Experts have warned the baking industry against adding folic acid to flour or bread, linking an excess of the vitamin with increased risk of cancer.

A new paper published in the British Journal of Nutrition found that fortified folic acid is broken down by the liver, however when eaten in its natural form, for example in green vegetables, it is broken down in the stomach.

The authors of the study claimed that if the liver received too much folic acid then it would be released into the blood undigested. An excess in the blood stream has been linked to bowel and breast cancer.

In June this year the Food Standards Agency (FSA) had agreed that a form of mandatory fortification of flour or bread with folic acid should be recommended to UK health ministers as part of a package of measures to help prevent neural tube defects (NTDs) in new born babies.

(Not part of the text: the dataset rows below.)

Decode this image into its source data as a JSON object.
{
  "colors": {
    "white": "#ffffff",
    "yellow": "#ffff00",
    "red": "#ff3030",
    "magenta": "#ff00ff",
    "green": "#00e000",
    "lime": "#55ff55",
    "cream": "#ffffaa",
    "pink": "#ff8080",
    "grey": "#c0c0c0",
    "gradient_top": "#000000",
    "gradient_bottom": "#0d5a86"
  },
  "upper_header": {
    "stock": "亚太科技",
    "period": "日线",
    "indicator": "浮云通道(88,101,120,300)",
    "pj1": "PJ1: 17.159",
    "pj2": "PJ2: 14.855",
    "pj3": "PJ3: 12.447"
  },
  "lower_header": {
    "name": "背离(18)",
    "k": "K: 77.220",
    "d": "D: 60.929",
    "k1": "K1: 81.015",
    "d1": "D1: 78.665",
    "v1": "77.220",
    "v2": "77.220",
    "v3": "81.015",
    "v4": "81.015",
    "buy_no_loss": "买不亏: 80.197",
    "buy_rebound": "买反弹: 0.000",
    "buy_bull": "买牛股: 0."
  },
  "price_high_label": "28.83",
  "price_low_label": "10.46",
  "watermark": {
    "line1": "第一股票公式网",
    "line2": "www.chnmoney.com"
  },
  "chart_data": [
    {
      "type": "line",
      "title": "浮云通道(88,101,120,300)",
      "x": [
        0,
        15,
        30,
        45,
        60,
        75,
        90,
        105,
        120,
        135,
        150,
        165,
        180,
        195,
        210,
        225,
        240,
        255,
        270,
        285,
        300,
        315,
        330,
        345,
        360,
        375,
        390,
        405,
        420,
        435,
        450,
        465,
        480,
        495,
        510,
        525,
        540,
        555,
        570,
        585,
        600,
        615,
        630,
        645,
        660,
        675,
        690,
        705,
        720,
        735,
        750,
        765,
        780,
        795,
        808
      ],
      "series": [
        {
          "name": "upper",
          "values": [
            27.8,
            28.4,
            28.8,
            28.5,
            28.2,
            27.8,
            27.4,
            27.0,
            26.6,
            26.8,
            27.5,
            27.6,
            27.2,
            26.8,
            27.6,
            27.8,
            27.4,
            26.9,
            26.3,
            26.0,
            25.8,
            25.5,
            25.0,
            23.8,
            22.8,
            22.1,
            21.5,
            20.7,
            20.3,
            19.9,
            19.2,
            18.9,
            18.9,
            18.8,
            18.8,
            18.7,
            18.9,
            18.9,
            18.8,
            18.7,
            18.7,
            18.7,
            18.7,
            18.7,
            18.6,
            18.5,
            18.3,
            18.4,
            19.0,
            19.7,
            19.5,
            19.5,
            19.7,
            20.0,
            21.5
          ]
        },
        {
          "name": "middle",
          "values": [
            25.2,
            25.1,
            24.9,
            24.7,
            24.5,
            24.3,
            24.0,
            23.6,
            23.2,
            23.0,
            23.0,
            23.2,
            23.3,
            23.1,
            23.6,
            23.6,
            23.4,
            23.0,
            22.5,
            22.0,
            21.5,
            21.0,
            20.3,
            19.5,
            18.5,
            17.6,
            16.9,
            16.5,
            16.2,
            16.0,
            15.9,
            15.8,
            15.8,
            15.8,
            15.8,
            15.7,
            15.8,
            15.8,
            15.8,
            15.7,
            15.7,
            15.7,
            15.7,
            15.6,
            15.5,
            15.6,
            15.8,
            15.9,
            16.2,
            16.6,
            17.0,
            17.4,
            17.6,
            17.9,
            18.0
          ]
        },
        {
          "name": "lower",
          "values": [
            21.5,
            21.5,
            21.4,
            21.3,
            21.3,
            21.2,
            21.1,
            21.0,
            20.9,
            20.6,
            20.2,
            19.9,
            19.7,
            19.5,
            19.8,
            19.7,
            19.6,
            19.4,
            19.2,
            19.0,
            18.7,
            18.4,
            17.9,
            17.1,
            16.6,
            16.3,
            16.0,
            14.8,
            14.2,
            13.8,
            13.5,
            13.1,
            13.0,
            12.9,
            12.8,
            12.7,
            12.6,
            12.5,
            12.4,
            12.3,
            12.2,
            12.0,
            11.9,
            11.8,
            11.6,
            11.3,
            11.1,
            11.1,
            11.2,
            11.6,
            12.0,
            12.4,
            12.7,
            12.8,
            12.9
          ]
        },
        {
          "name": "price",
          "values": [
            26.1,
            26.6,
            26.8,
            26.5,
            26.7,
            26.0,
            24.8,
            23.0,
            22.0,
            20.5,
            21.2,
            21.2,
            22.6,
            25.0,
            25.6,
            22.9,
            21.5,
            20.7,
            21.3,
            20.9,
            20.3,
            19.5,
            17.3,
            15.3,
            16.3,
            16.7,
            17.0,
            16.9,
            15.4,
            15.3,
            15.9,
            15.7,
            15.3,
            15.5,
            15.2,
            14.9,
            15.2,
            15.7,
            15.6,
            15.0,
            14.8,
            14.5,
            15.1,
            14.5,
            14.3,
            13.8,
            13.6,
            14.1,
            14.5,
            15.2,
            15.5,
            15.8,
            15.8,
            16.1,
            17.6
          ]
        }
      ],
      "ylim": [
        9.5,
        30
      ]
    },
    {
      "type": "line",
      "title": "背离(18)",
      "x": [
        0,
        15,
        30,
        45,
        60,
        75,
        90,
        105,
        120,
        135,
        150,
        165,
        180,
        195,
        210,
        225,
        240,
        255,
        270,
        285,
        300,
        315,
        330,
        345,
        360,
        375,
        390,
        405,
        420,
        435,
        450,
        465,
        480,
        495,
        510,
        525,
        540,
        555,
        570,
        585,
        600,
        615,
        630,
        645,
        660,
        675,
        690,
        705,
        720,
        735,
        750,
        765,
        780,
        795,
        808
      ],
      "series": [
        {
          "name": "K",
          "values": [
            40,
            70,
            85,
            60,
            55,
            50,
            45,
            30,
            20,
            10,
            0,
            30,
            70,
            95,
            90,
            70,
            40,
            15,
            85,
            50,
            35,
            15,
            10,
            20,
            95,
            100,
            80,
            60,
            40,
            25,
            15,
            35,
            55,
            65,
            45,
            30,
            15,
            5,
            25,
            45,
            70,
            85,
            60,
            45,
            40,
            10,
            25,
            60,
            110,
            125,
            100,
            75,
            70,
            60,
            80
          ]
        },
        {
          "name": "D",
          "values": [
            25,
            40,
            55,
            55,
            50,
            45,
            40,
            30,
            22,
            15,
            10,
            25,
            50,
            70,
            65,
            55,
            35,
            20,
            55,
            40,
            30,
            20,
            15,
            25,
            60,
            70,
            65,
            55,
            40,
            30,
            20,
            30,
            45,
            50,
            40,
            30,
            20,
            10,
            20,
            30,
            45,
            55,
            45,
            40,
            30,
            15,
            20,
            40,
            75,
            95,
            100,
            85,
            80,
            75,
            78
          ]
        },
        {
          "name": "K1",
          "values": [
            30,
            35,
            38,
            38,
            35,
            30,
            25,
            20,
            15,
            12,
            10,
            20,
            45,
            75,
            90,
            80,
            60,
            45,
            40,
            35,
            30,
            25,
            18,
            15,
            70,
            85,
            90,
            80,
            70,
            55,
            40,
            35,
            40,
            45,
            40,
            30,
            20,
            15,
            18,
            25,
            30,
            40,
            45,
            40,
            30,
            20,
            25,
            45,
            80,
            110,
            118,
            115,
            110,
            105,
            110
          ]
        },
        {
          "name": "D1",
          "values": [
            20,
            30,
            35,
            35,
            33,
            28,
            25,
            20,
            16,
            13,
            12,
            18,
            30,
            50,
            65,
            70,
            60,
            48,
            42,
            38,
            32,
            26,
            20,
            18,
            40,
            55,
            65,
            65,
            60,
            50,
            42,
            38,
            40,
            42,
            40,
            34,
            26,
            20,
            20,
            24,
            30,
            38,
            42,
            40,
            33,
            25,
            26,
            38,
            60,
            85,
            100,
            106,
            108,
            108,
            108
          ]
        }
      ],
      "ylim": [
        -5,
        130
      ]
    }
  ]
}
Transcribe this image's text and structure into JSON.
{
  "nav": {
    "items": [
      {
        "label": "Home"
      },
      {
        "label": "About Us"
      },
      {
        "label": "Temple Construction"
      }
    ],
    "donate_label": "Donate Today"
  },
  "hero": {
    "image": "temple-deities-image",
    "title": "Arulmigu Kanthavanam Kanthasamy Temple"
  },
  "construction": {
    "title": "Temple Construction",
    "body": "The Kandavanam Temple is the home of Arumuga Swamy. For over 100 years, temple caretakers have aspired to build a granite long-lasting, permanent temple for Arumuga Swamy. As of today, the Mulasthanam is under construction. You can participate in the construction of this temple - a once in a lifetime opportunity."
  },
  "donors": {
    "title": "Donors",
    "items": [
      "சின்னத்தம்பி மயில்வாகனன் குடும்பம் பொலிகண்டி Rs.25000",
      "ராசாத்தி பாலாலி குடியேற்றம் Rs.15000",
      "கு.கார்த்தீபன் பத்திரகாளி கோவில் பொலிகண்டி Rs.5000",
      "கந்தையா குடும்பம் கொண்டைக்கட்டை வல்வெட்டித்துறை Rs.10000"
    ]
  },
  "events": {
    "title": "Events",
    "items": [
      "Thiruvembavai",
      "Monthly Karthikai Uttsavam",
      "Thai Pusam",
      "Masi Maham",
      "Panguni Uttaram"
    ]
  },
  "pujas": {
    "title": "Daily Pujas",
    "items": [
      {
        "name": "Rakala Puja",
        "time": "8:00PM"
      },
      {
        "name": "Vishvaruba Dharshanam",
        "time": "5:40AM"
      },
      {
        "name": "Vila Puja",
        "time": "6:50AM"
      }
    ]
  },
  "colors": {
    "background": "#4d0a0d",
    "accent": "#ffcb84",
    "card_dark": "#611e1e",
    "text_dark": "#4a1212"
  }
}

Fortification could prevent between 77 and 162 NTD pregnancies a year.

However, uncertainty regarding cancer risk had already led the Agency to order further research from the Scientific Advisory Group on Nutrition (SACN), which guided its decision to recommend fortification (see British Baker, October 26, pg 4).

An expert group of members of SACN and cancer experts, is now examining two studies on colorectal cancer risk which were not published at the time of SACN’s original report.

Previously, the SACN concluded that evidence for a relationship between folic acid and cancer risk was unclear.